Swimming is a struggle
not to touch bottom,
not to brush against the hairy underside of the dock,
not to drift over the shadow of the dock,
not to appear frightened.
Drifting the bay
Rondeau
Past the summer’s end, I drift the bay
away from the surface waters and the day
that plunge and cool below in the season’s flow.
The imperative is chronic, true and slow.
Delicate aster blossoms and salt marsh hay
bend in the ebb, and tentacled flowers sway
to paralyze their drifting and pendent prey;
quahogs bed, eels ribbon towards the Sargasso
past the summer’s end.
Scallops propulsing up the river array
acres of intent. I just float to display
my assent, while the jellyfish flamenco
and dueling blue crabs feint, jab, and know to go.
Distant fathoms pull, but I resign to stay
past the summer’s end.
from Pennies on the rail
At dusk, I filled my pocket with pennies
and walked north out of my neighborhood,
slipping past cavernous Victorians haunted by low-renters
and over dirt lots where my grandmother
once flew her kite in the grass.
I skirted east along the main avenue,
where every third house slowly
sloughed its history onto the yard.
Men carpooled into driveways
past the litter of roof tiles and shingles.
I met a friend on the way,
and we snuck to the river bank
to single file down the tow path tightrope.
The water, palsied by the dam, smelled of metal.
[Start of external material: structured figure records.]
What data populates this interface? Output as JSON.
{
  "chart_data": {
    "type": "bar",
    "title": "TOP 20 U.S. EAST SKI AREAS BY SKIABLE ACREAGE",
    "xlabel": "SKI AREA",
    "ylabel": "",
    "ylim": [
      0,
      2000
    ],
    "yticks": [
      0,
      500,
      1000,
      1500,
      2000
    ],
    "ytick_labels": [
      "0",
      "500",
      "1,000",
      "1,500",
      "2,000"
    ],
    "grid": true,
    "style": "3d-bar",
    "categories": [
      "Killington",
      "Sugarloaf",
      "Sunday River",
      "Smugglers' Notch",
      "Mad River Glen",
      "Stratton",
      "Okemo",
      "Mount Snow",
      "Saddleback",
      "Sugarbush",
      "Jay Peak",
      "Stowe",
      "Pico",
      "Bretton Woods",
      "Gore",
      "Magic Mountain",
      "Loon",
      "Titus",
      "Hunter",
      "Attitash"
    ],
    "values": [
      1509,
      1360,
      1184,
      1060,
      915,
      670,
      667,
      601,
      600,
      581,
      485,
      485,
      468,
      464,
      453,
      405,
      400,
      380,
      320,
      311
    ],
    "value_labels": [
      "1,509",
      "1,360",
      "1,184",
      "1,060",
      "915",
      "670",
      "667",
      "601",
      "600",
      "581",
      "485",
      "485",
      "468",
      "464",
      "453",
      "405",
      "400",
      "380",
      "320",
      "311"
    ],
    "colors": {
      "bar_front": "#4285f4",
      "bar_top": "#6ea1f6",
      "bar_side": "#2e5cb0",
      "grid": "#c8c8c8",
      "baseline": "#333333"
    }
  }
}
The mill was just emptied of clockpunchers
and tilted at our backs.
Beeswaxing the crib
I will beeswax the spindle crib
in sections
and have a tiny new boxspring made
and a tiny new mattress.
I will use a soft cloth
and spread the wax evenly.
I will think of my grandmother,
aged 17 in 1922,
unmarried, childless (unclouded by having no child, no beau)
staring in the window
of a Martha’s Vineyard antique shop,
looking at this crib,
thinking of my mother thinking of me thinking of you.
When I’m done,
I will put the perfect fitted sheet on
and, bending over,
will think of you there,
curled like a comma, or a question mark.
I will look at you and make reconsiderations.
I will leave one small section unwaxed
so that I can do this again even after you are born,
this looking forward.
from Force majeure
The day my father’s heart shook and stopped,
aftershocks in Haiti convulsed towards Chile and Turkey
down arteries of fire.
Collapse was categorical.
Help descended on the rubble of his house,
where order would not yield.
Dust plumed around his possessions and would not settle,
as the telephone formed a bucket line of words.